BadRequest can't return JSON?

Question

I am trying to return a JSON object along with a 400 error code. This correctly returns the object (e.g. {"email": ["A user with that email address already exists."]}:

return HttpResponse(json.dumps(dict(form.errors.items())))

Whereas these all just return an unreadable object ([object Object]):

return BadRequest(json.dumps(dict(form.errors.items())))
return HttpResponseBadRequest(json.dumps(dict(form.errors.items())))
return BadRequest(json.dumps(dict(form.errors.items())), content_type='application/json')

How do I get the readable object along with a 400 Bad Request error code?

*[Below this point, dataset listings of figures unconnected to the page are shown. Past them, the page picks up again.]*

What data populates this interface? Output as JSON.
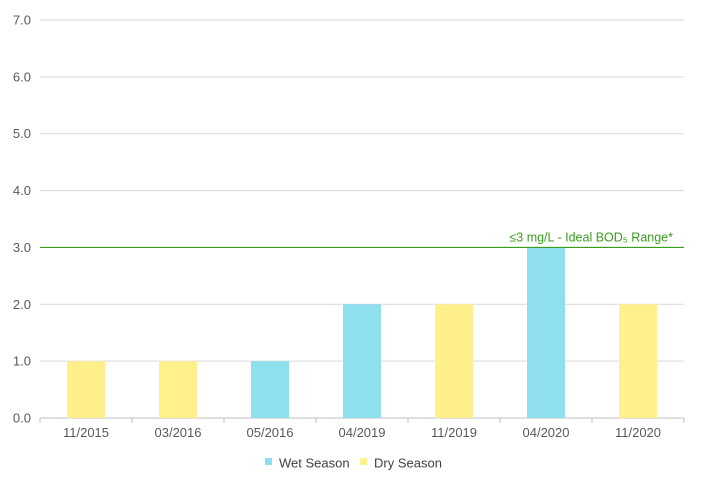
{
  "chart_data": {
    "type": "bar",
    "categories": [
      "11/2015",
      "03/2016",
      "05/2016",
      "04/2019",
      "11/2019",
      "04/2020",
      "11/2020"
    ],
    "values": [
      1.0,
      1.0,
      1.0,
      2.0,
      2.0,
      3.0,
      2.0
    ],
    "point_series": [
      "Dry Season",
      "Dry Season",
      "Wet Season",
      "Wet Season",
      "Dry Season",
      "Wet Season",
      "Dry Season"
    ],
    "series": [
      {
        "name": "Wet Season",
        "color": "#8ee0ee"
      },
      {
        "name": "Dry Season",
        "color": "#fff08c"
      }
    ],
    "ylim": [
      0,
      7
    ],
    "yticks": [
      "0.0",
      "1.0",
      "2.0",
      "3.0",
      "4.0",
      "5.0",
      "6.0",
      "7.0"
    ],
    "grid": true,
    "legend_position": "bottom",
    "reference_line": {
      "value": 3.0,
      "label": "≤3 mg/L - Ideal BOD₅ Range*",
      "color": "#3a9c1e"
    }
  }
}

Edit: as requested, here is the javascript (jQuery) code (edited for brevity):

// Account settings form is submitted
$(".form").on("submit", function(event) {
    event.preventDefault();
        
    // Post the form
    $.post("/edit_email/", $(this).serialize())
        .done(function(data) {
            if (data == "Email has been changed.") { // This check shouldn't be needed
                setTimeout(function() {
                    logout($("meta[name='csrf-token']").attr("content"), false);
                    window.location.href = "/";
                }, 1000);
            }
            else { // This should go in .fail
                $("#emailAlert").html($.parseJSON(data).email.join("<br/>")).removeClass("alert-hidden");
            }
        })
        .fail(function(data) {
            console.log(data); // Always returns [object Object]
        });
});

And my Django view:

def edit_email(request):
if not request.META.get('HTTP_X_REQUESTED_WITH') == 'XMLHttpRequest' or not request.method == "POST":
    return HttpResponseNotAllowed(["POST"])
        
if request.POST.get("email") == request.user.email:
    return HttpResponse(json.dumps( { "email": [ "Please enter a different email address." ] }))
else:
    form = EditEmailForm(request.POST, instance=request.user)

    if form.is_valid():
        form.save()
        return HttpResponse("Email has been changed.")
    else:
        return HttpResponse(json.dumps(dict(form.errors.items())))
        # return BadRequest(json.dumps(dict(form.errors.items())), content_type='application/json')

Answer 1

Probably the easiest way is a JsonResponse ^[Django-doc] with status=400:

def my_view(request):
    # …
    return JsonResponse(dict(form.errors.items()), status=400)

this also omits serializing manually.